Stability or an illusion?

 

Traditional banks pride themselves on stability. Nice buildings, big offices, thousands of employees. But stability isn’t about appearances. It’s about liquidity and volumes. I had been  working in old, big, legacy banks for decades. I’ve seen liquidity crises, managed bankruptcies, and watched banks collapse from the inside. Remember Credit Suisse? Everything looked fine until it wasn’t.

 

Here’s what’s really happening: traditional banks are losing their core income streams. Retail commissions made up 30% of their revenue. Fintechs are already eating into that. Next up? Corporate commissions. Then interest income. Fintechs are starting to issue loans, keeping the margins for themselves while funds still pass through traditional banks. Eventually, legacy banks will hit liquidity gaps. They’ll ask regulators for special loans, and at some point, regulators will say no.

 

This isn’t just theory. It’s a pattern. It happened with Credit Suisse, and it will happen again. Many of these big players might think they’re untouchable. However, I believe they won’t be here in 10 - 15 years to argue with me then.

 

Here’s why neobanks matter today

 

The legacy system is like old plumbing. It worked fine for a long time, but now it’s cracked and leaking. Banks are protected by regulations, but those same regulations also keep them stuck. In countries like Poland, for example, cloud banking isn’t allowed unless the servers are physically located in the country. Banking on Google Cloud with all cost for infrastructure less than 1000 euro per month? What are you guys talking about!

 

Meanwhile, neobanks are already using cloud-first and AI-driven technologies to streamline processes that legacy banks still handle manually. Old banks rely on armies of compliance officers to review files one by one. In neobanks, AI does the same work faster, cheaper, and more accurately. But legacy banks can’t change because their systems are too bloated. You can’t fire thousands of people. You can’t replace outdated systems without spending more than the bank’s entire capital. 

 

And so, they sit. They live off reserves and client bases built decades ago, creating nothing new. Progress slows. Efficiency disappears.

 

Neobanks, or challengers if you want, don’t face those constraints. We’re smaller, leaner, and better equipped to adapt to real business needs.
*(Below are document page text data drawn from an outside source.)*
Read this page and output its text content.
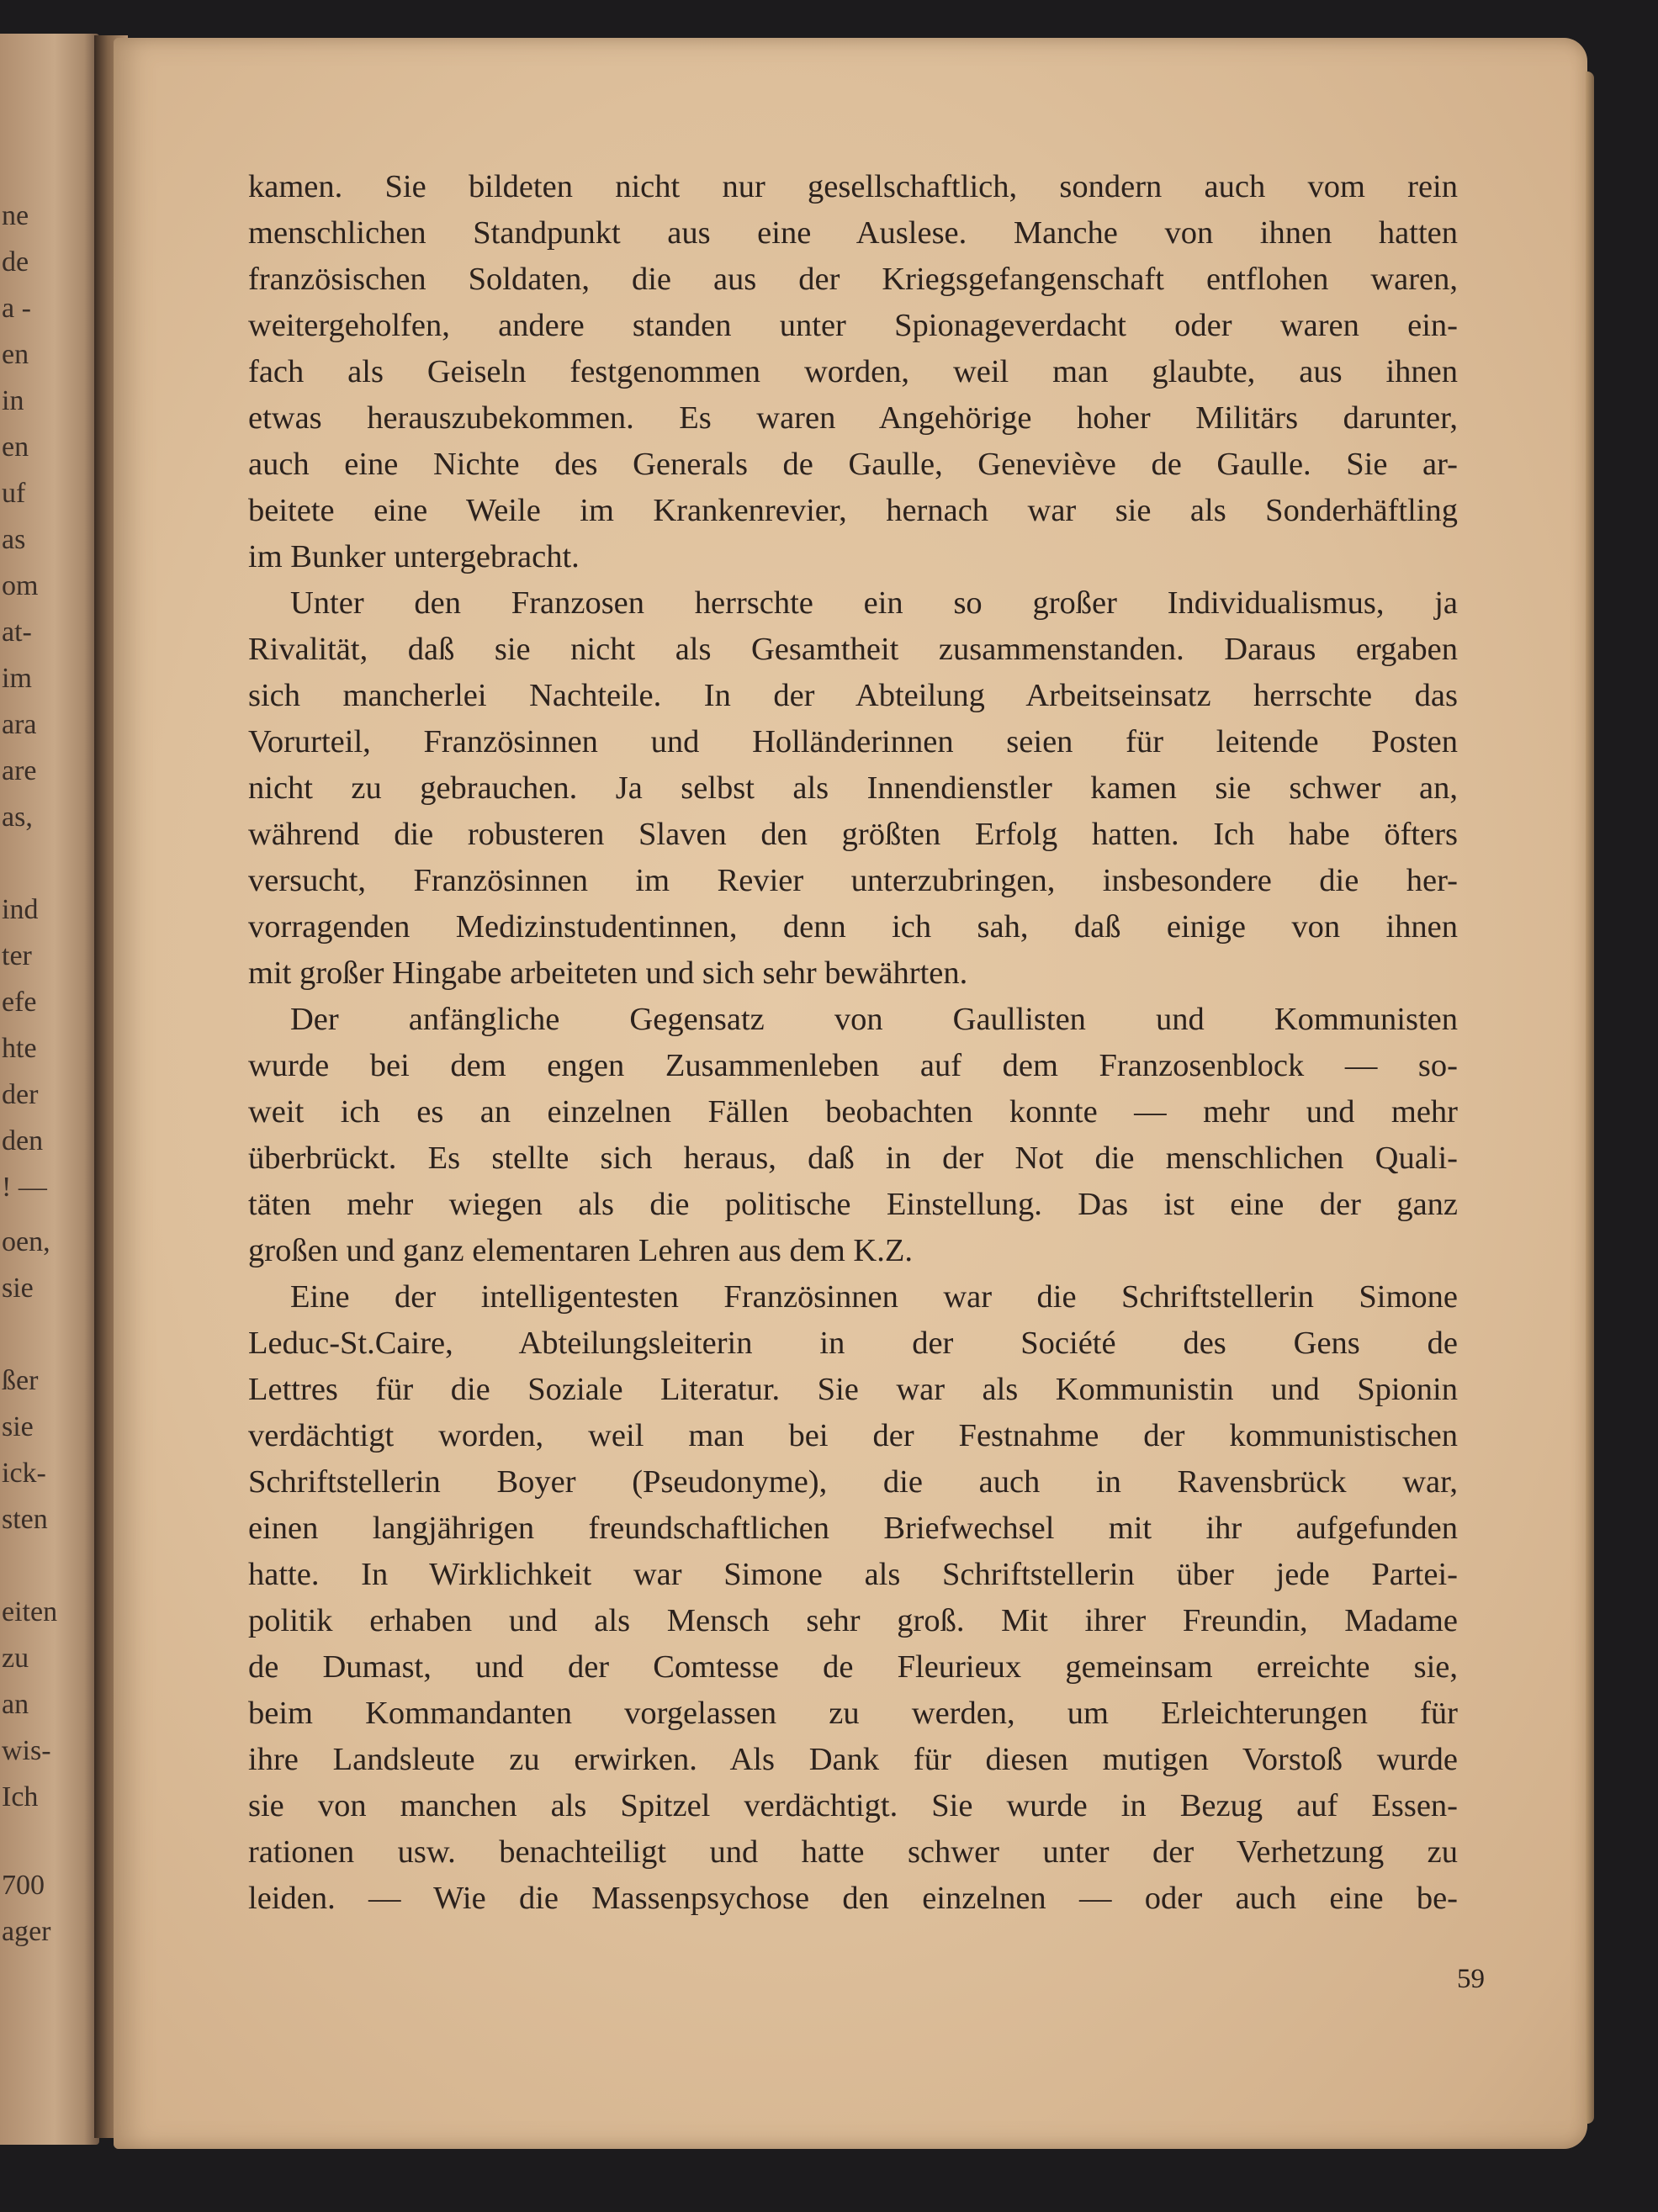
ne
de
a -
en
in
en
uf
as
om
at-
im
ara
are
as,
ind
ter
efe
hte
der
den
! —
oen,
sie
ßer
sie
ick-
sten
eiten
zu
an
wis-
Ich
700
ager
kamen. Sie bildeten nicht nur gesellschaftlich, sondern auch vom rein
menschlichen Standpunkt aus eine Auslese. Manche von ihnen hatten
französischen Soldaten, die aus der Kriegsgefangenschaft entflohen waren,
weitergeholfen, andere standen unter Spionageverdacht oder waren ein-
fach als Geiseln festgenommen worden, weil man glaubte, aus ihnen
etwas herauszubekommen. Es waren Angehörige hoher Militärs darunter,
auch eine Nichte des Generals de Gaulle, Geneviève de Gaulle. Sie ar-
beitete eine Weile im Krankenrevier, hernach war sie als Sonderhäftling
im Bunker untergebracht.
Unter den Franzosen herrschte ein so großer Individualismus, ja
Rivalität, daß sie nicht als Gesamtheit zusammenstanden. Daraus ergaben
sich mancherlei Nachteile. In der Abteilung Arbeitseinsatz herrschte das
Vorurteil, Französinnen und Holländerinnen seien für leitende Posten
nicht zu gebrauchen. Ja selbst als Innendienstler kamen sie schwer an,
während die robusteren Slaven den größten Erfolg hatten. Ich habe öfters
versucht, Französinnen im Revier unterzubringen, insbesondere die her-
vorragenden Medizinstudentinnen, denn ich sah, daß einige von ihnen
mit großer Hingabe arbeiteten und sich sehr bewährten.
Der anfängliche Gegensatz von Gaullisten und Kommunisten
wurde bei dem engen Zusammenleben auf dem Franzosenblock — so-
weit ich es an einzelnen Fällen beobachten konnte — mehr und mehr
überbrückt. Es stellte sich heraus, daß in der Not die menschlichen Quali-
täten mehr wiegen als die politische Einstellung. Das ist eine der ganz
großen und ganz elementaren Lehren aus dem K.Z.
Eine der intelligentesten Französinnen war die Schriftstellerin Simone
Leduc-St.Caire, Abteilungsleiterin in der Société des Gens de
Lettres für die Soziale Literatur. Sie war als Kommunistin und Spionin
verdächtigt worden, weil man bei der Festnahme der kommunistischen
Schriftstellerin Boyer (Pseudonyme), die auch in Ravensbrück war,
einen langjährigen freundschaftlichen Briefwechsel mit ihr aufgefunden
hatte. In Wirklichkeit war Simone als Schriftstellerin über jede Partei-
politik erhaben und als Mensch sehr groß. Mit ihrer Freundin, Madame
de Dumast, und der Comtesse de Fleurieux gemeinsam erreichte sie,
beim Kommandanten vorgelassen zu werden, um Erleichterungen für
ihre Landsleute zu erwirken. Als Dank für diesen mutigen Vorstoß wurde
sie von manchen als Spitzel verdächtigt. Sie wurde in Bezug auf Essen-
rationen usw. benachteiligt und hatte schwer unter der Verhetzung zu
leiden. — Wie die Massenpsychose den einzelnen — oder auch eine be-
59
Yes, legacy banks have money to lend. Yes, they have physical branches for people who still prefer face-to-face service. But those advantages are diminishing. The market is changing.

 

The ongoing banking war

 

This war isn’t between old banks and neobanks. It’s between old banks and progress.

 

In the U.S. already a large percentage (from 40% to 60%) of neobank customers use them as their primary bank account, and many of them are younger customers. It’s a generational behavioural change, and no one can stop it. 

 

To give you more analogy, while old banks are stuck on horsepower, neobanks are already using electricity. AI, cloud technology, instant payments: this is the industrial revolution of banking, and neobanks are leading it.

 

Legacy banks see us as strange and different. But it’s not fintech that’s in danger. It’s them.